News
Article
Author(s):
As clinicians work to improve CRC screening rates, a promising new test has shown favorable accuracy in detecting cases.
Colorectal cancer (CRC) remains the second most common cause of cancer-related death, despite preventative screening and detection strategies.1 Multiple strategies exist for the screening CRC, ranging from colonoscopy to stool-based testing. Prior studies have suggested that screening for early-stage cancers was curable with reduced mortality.2 Unfortunately, adherence to colon cancer screening continues to be below the rate of targeted recommendations.3
Non-invasive screening tests have been developed for the evaluation of colon cancer using stool DNA molecular markers and is currently a part of the colon cancer screening guidelines. In the initial trials, however, the despite having a higher sensitivity than a comparator stool test, the specificity was lower. Recently, a newly developed, multi-target DNA test has been developed for the goal of improving specificity. In the BLUE-C study, the authors aimed to evaluate the test characteristics, sensitivity and specificity of this next-generation stool test for CRC and advanced neoplasia (colorectal cancer or advanced precancerous lesions).4
The next generation test includes a new molecular panel, including the methylated DNA markers ceramide synthase 4 gene (LASS4), leucine-rich repeat containing protein 4 gene (LRRC4), serine–threonine protein phosphatase 2A 56-kDa regulatory subunit gamma isoform gene (PPP2R5C), and the reference marker zinc finger DHHC-type containing 1 gene (ZDHHC1), while retaining fecal hemoglobin.
Across 186 sites between 2019-2023, asymptomatic patients aged ≥40 years old undergoing screening colonoscopy were approached for inclusion. Patients with a prior history of CRC, advanced pre-cancerous lesions, a family history or personal history of polyposis conditions were excluded. Patients with a history of inflammatory bowel disease (IBD) or Cronkhite-Canada Syndrome were also excluded. Patient with a prior positive first generation multi-target stool DNA test, a positive fecal immunohistochemical test (FIT) or fecal occult blood test within the previous 6 months of inclusion were also excluded. Symptoms of rectal bleeding were also exclusionary as was a recent colonoscopy within nine years of inclusion.
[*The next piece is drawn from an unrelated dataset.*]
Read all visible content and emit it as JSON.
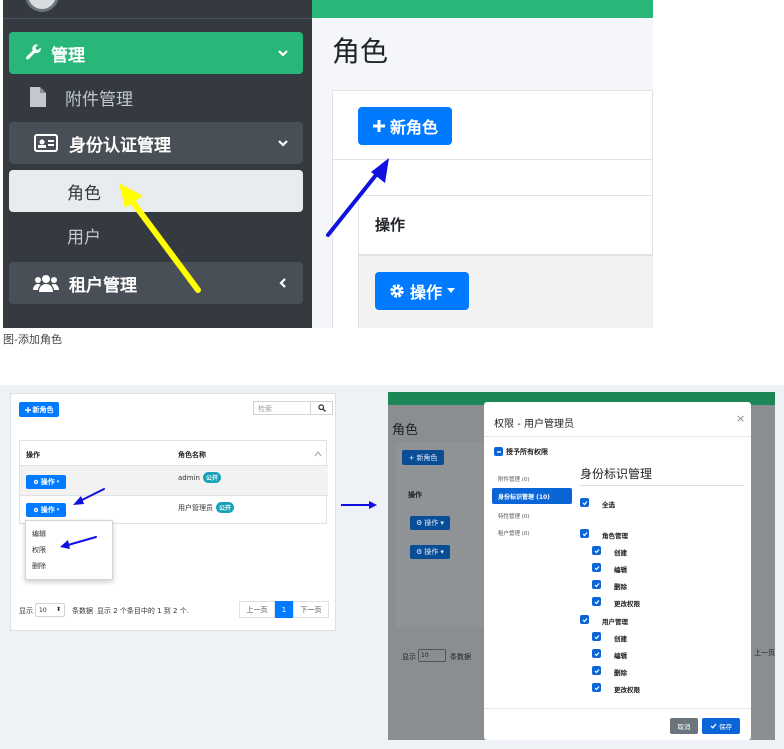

Patients who were included had stool testing obtained for both FIT and the next-generation multi-target stool DNA test, prior to the provision of preparation. Screening colonoscopy was then performed as standard of care. The primary outcome was the sensitivity of the newer generation, multi-target stool DNA test for CRC, with sensitivity defined as proportion of patients with CRC with a positive test result.Additionally, specificity for advanced neoplasia was defined as the proportion of patients with a negative test result among patients without advanced neoplasia. Advanced precancerous lesions included adenomas and sessile serrated lesions (including large, hyperplastic polyps) that were at least 1 cm in the longest dimension, lesions with villous histologic features, and high-grade dysplasia.
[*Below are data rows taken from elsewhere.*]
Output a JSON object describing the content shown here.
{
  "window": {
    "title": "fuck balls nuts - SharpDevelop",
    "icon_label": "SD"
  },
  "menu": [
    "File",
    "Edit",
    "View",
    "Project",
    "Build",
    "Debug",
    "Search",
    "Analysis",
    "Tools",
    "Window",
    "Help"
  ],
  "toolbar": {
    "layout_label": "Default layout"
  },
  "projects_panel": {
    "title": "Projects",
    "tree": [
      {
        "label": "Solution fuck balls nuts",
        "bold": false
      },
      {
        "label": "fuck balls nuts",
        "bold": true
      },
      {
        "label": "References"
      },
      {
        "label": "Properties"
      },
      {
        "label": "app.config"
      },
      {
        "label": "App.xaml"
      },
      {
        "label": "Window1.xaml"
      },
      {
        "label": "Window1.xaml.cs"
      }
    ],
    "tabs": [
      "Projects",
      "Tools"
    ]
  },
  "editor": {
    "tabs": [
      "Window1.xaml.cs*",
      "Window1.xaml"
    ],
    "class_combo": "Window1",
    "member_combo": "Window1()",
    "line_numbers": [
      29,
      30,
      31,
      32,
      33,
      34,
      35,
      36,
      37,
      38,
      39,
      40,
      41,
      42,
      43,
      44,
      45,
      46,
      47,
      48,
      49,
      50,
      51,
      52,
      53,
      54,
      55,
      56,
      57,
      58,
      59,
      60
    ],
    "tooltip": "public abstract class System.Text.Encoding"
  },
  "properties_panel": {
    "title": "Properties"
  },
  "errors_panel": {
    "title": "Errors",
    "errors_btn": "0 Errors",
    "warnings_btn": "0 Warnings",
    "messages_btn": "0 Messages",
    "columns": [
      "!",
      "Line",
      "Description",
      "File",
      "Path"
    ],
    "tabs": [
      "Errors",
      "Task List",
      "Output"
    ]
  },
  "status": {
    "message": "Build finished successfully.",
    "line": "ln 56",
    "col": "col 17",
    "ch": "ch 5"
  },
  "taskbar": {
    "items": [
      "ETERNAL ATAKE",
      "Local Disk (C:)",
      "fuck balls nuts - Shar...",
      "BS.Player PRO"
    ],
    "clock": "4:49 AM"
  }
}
A total of 20,176 participants were included in the study, of which 98 had CRC; 2144 had advanced precancerous lesions; 6973 had non-advanced adenomas; and 10,961 had non-neoplastic findings. The next-generation test had a sensitivity for CRC of 93.9% (95% CI, 87.1 - 97.7), a specificity of advanced neoplasia of 90.6% (95% CI, 90.1 - 91.0).
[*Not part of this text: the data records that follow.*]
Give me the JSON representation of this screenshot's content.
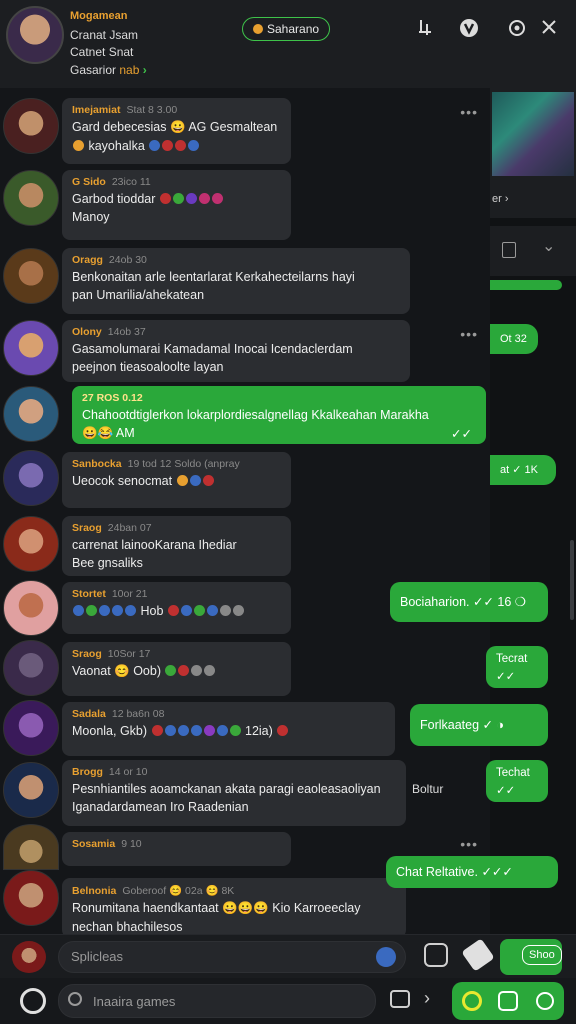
{
  "header": {
    "name": "Mogamean",
    "line1": "Cranat Jsam",
    "line2": "Catnet Snat",
    "line3_prefix": "Gasarior",
    "line3_status": "nab",
    "line3_chev": "›",
    "chip_label": "Saharano"
  },
  "messages": [
    {
      "name": "Imejamiat",
      "time": "Stat 8 3.00",
      "lines": [
        "Gard debecesias 😀 AG Gesmaltean",
        "kayohalka"
      ]
    },
    {
      "name": "G Sido",
      "time": "23ico 11",
      "lines": [
        "Garbod tioddar",
        "Manoy"
      ]
    },
    {
      "name": "Oragg",
      "time": "24ob 30",
      "lines": [
        "Benkonaitan arle leentarlarat Kerkahecteilarns hayi",
        "pan Umarilia/ahekatean"
      ]
    },
    {
      "name": "Olony",
      "time": "14ob 37",
      "lines": [
        "Gasamolumarai Kamadamal Inocai Icendaclerdam",
        "peejnon tieasoaloolte layan"
      ]
    },
    {
      "name": "27 ROS 0.12",
      "time": "",
      "lines": [
        "Chahootdtiglerkon lokarplordiesalgnellag Kkalkeahan Marakha",
        "😀😂 AM"
      ],
      "check": "✓✓"
    },
    {
      "name": "Sanbocka",
      "time": "19 tod 12 Soldo (anpray",
      "lines": [
        "Ueocok senocmat"
      ]
    },
    {
      "name": "Sraog",
      "time": "24ban 07",
      "lines": [
        "carrenat lainooKarana Ihediar",
        "Bee gnsaliks"
      ]
    },
    {
      "name": "Stortet",
      "time": "10or 21",
      "lines": [
        "Hob"
      ]
    },
    {
      "name": "Sraog",
      "time": "10Sor 17",
      "lines": [
        "Vaonat 😊 Oob)"
      ]
    },
    {
      "name": "Sadala",
      "time": "12 ba6n 08",
      "lines": [
        "Moonla, Gkb)",
        "12ia)"
      ]
    },
    {
      "name": "Brogg",
      "time": "14 or 10",
      "lines": [
        "Pesnhiantiles aoamckanan akata paragi eaoleasaoliyan",
        "Iganadardamean Iro Raadenian"
      ],
      "side": "Boltur"
    },
    {
      "name": "Sosamia",
      "time": "9 10",
      "lines": []
    },
    {
      "name": "Belnonia",
      "time": "Goberoof 😊 02a 😊 8K",
      "lines": [
        "Ronumitana haendkantaat 😀😀😀 Kio Karroeeclay",
        "nechan bhachilesos"
      ]
    }
  ],
  "right_bubbles": [
    {
      "text": "Bociaharion. ✓✓ 16 ❍"
    },
    {
      "text": "Tecrat ✓✓"
    },
    {
      "text": "Forlkaateg ✓ ◑"
    },
    {
      "text": "Techat ✓✓"
    },
    {
      "text": "Chat Reltative. ✓✓✓"
    }
  ],
  "side": {
    "card_text": "er ›",
    "b1": "Ot 32",
    "b2": "at ✓ 1K"
  },
  "input": {
    "placeholder": "Splicleas",
    "send_label": "Shoo"
  },
  "search": {
    "placeholder": "Inaaira games"
  }
}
Sensitivity of advanced pre-cancerous lesions was 43.4% (95% CI, 41.3 - 45.6). Sensitivity for high-grade dysplasia was 74.6% (95% CI, 65.6 - 82.3). Specificity for non-neoplastic lesions or a negative colonoscopy was 92.7% (95% CI, 92.2 - 93.1). In comparison to the FIT testing, the multi-target DNA test had a better sensitivity for CRC and advanced pre-cancerous lesions; however, the specificity was lower for advanced neoplasia with the next-generation multi-target stool DNA test compared to FIT.
The reduction in false positives with the next-generation screening tool may play a pivotal role in appropriate resource and screening allocations. More importantly, this increased specificity did not result in a decreased sensitivity. When analyzing age-related cohorts, the specificity was highest in the next-generation stool testing, (97.3% among those 45 - 49 years old and 95.9% among those 50 - 54 years old). Considering this, the test may role in improving screening adherence, especially in this younger cohort of patients.
A major limitation of the study is the lack of comparison of the next generation multi-target stool DNA test to the current multi-target stool test. A direct comparison of the 2 tests may provide initial insight on the improvement of the next generation multi-target DNA test compared to the currently available multi-target stool test. Despite this fact, the next-generation multi-target stool DNA test provides another avenue for CRC screening which may improve adherence to CRC screening guidelines and improve detection of a preventable CRC and neoplastic lesions.